虽说他们不曾懈怠,毕竟有事要做,陪伴孩子最多的竟然是秋秋。
狸奴每日吃饱,便在孩子床榻下窝着睡觉,睡醒舔毛,似乎很喜欢跟孩子待在一起。黎童睡着时下人和奶妈轮换着看护,有时哭泣得停不下来,秋秋趴在床边喵喵几声,孩子就会好奇地瞪大眼睛。
经过这几年的观察,宋聿两人几乎可以确定秋秋是真的不会发春,不像其他猫春日亢奋嚎叫,反而分外懒惰。
不知这到底算好事还是坏事,只是周蔷想养秋秋崽子的事儿泡汤了。
人间四月,芳菲点点,宫中放了春假,宋聿本想着带许金出去踏青,黎童还不足周岁,实在怠慢不得,便在院中树下支了个秋千,顺便邀请几个同僚和同年品春茶春卷。
几位都来了之后,宋聿让平端从梨树下挖出去年秋日埋进去的酒。
泥封开启,深紫红色的酒液缓缓倾倒,一股馥郁葡萄香气弥漫在空气中。
“虽说才埋了几个月,时候已到,便挖出来把它喝了。”宋聿笑着。
“总共三坛,其中一坛得送给老师,这坛便请诸位品鉴。容秀,把这坛送去给舒晏他们,切记有孕之人不可饮酒。”他道。
“是。”
陆谦当然带了许良过来,许良的肚子经宽松衣袍遮盖,不太明显。
“宋大人和陆大人这既是连襟又是同年,想我同年之人四散各方,真是……唉。”虞衡司一位同僚叹道。
陆谦早就觉得今日场景缺了两个人:“于大人,海内存知己,天涯若比邻啊。”
“是啊,快别春愁叠春恨了,岂不闻千里姻缘一线牵,心有灵犀一点通……”
“好不容易休沐,便别想忧心事了……”
几人纷纷玩笑劝说,情人自比算是官场老黑话,话题渐渐转到谐趣的方向。
太子九岁生辰宴,逢九为贵,太后似乎透露出为太子考虑亲事的意思,必有圣人授意。
听他们隐晦讨论此事,宋聿还是觉得有一丝诡异。
九岁议亲?牙都没换完吧?
太恐怖了。
他们必然不可能私底下过多议论,因此话题又转回雅集主家身上,于大人问道:“宋大人,听闻中元前后要有一批新种子?”
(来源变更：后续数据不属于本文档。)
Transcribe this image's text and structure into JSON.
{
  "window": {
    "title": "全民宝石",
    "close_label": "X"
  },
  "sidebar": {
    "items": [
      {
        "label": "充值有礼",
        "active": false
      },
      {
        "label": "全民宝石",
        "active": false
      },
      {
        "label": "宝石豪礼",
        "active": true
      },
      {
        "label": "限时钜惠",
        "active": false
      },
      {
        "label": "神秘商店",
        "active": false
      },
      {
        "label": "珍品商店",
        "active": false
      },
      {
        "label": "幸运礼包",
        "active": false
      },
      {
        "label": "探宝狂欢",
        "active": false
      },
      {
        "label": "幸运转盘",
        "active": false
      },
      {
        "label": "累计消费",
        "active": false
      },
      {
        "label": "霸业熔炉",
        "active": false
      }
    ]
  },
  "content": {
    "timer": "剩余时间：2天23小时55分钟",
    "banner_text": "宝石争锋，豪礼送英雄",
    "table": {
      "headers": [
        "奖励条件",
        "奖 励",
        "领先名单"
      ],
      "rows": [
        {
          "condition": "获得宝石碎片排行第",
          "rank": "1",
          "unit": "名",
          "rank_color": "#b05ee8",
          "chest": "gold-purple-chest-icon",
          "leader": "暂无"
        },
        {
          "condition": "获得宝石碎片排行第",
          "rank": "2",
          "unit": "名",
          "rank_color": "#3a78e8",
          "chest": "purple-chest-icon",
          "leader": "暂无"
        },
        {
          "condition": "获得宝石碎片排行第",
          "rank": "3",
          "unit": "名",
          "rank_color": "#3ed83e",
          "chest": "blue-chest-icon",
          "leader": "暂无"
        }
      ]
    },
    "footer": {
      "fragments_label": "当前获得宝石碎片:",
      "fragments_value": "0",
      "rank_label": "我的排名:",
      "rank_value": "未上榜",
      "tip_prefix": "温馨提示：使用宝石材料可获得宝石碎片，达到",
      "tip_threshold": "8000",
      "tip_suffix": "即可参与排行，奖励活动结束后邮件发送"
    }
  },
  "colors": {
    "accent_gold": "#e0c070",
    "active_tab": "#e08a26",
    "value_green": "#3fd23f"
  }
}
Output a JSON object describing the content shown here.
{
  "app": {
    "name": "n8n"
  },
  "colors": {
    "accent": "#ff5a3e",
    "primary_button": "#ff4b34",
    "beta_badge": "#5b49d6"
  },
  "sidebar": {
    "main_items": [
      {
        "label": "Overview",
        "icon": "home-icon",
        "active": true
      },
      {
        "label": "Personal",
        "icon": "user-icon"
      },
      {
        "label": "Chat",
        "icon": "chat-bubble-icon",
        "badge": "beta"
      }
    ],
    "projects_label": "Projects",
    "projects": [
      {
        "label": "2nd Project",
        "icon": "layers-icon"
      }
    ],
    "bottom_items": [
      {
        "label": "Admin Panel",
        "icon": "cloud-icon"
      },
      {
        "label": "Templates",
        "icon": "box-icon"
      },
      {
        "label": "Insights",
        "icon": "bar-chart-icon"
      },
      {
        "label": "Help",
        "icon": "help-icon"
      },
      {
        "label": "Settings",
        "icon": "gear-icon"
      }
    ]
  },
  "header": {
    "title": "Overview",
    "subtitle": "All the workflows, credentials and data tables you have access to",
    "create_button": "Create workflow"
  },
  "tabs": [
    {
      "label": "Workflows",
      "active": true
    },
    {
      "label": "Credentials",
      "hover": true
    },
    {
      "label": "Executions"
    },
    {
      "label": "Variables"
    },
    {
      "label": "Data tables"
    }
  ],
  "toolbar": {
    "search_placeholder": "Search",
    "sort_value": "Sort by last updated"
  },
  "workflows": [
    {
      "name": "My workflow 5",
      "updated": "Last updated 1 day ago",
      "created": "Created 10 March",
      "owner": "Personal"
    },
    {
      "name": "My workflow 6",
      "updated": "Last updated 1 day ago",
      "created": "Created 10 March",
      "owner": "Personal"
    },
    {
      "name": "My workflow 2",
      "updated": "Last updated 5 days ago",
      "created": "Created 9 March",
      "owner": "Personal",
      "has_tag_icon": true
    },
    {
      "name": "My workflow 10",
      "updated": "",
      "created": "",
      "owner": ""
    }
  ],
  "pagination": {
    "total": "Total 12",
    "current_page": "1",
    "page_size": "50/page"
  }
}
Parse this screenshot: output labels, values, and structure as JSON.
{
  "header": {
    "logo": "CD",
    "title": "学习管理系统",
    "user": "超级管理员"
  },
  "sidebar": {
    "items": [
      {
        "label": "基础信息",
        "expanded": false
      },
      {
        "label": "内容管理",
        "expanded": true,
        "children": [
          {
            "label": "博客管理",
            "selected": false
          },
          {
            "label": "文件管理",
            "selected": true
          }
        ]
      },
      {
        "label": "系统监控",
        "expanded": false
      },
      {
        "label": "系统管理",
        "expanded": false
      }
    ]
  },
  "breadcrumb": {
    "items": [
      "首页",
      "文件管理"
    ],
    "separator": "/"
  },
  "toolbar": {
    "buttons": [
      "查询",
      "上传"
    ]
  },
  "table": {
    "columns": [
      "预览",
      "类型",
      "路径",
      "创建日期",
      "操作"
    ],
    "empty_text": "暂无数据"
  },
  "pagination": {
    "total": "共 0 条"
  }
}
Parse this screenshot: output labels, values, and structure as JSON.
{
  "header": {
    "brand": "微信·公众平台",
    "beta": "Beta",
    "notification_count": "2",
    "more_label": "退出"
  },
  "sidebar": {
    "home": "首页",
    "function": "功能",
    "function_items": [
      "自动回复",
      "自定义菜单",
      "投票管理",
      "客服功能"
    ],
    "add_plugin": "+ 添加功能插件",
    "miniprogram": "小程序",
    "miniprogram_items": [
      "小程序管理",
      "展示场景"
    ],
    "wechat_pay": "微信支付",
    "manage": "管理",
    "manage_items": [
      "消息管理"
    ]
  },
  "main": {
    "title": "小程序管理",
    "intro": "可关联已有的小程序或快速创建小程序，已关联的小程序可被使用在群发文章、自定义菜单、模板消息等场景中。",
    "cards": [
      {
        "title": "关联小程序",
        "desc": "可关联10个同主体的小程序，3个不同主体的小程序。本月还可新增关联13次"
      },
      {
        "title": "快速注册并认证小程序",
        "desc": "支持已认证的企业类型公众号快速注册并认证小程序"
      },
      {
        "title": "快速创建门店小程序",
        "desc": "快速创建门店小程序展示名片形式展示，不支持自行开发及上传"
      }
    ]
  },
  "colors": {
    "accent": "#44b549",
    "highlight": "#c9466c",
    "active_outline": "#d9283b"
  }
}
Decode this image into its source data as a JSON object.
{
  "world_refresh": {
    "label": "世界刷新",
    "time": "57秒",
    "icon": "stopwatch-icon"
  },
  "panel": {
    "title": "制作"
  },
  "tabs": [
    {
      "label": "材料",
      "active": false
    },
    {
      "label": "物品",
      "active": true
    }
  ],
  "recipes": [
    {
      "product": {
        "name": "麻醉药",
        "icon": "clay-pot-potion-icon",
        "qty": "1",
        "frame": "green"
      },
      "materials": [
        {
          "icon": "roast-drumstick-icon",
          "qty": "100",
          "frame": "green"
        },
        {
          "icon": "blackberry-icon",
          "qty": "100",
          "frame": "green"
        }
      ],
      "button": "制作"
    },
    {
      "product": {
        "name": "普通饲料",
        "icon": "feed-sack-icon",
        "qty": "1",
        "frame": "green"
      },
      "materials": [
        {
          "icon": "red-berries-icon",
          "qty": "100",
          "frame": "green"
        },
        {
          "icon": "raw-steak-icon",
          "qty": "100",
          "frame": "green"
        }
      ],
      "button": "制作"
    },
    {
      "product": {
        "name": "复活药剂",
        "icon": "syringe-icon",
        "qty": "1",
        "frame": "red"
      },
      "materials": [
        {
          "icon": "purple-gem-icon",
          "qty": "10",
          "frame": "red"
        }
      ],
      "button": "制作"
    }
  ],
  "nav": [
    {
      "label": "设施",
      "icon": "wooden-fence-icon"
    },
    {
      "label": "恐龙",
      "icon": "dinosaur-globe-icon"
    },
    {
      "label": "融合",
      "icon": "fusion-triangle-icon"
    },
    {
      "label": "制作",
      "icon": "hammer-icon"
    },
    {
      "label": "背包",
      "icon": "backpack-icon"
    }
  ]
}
未盖棺定论的事宋聿不会胡说,就算确定他也不能随意透露,因此便说道:“培育一事还算顺利,七月便可收获,剩下便看兵部和诸位阁老那边是个什么章程。”
当中有兵部员外郎,众人不轻不重问了几句,那人也打哈哈囫囵过去了,毕竟事情敲定,这事才会落到他们这些下面的人手里。
宋聿未曾透露什么,可消息还是不胫而走,甚至越传越夸张,到七月时已经变得神秘兮兮。
“老王啊,你听说了没,那什么,就是前段时间大张旗鼓招人的那地方,哎哟喂那可不得了了!听说他们弄出一个什么地豆还是土瓜种子,能亩产千斤!”
“真的假的,您哪儿听说的?”
“还能是谁,胡同里人都那么说。”
街头卖卤煮的李婶儿和隔壁卖烧饼的王叔讨论起起来没完没了,吃卤煮的诸位客人听了一耳朵,到别人那儿一问才知道人早都有消息了。
“明天辰时菜市口,每个人发一麻袋土豆!农研院的土豆!不管是回去自个儿种还是煮了吃都成!只发三十袋,去晚了可就没了!”一衙役提着铜锣一边敲一遍喊。
百姓们对视一眼。
“官爷!官爷!咱几个都够三十人了,您别喊了成不?您看。”一不务正业的混子凑上去打招呼道。
衙役一棒槌狠狠敲在他头顶,翻着白眼怒骂:“由得你!闪开!爷爷我赶着去办差!”
那流子连忙讨好赔笑,等衙役离开立马啐了一口:“呸!狂什么狂!等你破落了爷爷我弄死你!”
没人理他,甚至都没什么人讨论,心里打着主意明儿一定叫家里闲人早早过去等着,定要尝尝那土豆是个什么滋味儿。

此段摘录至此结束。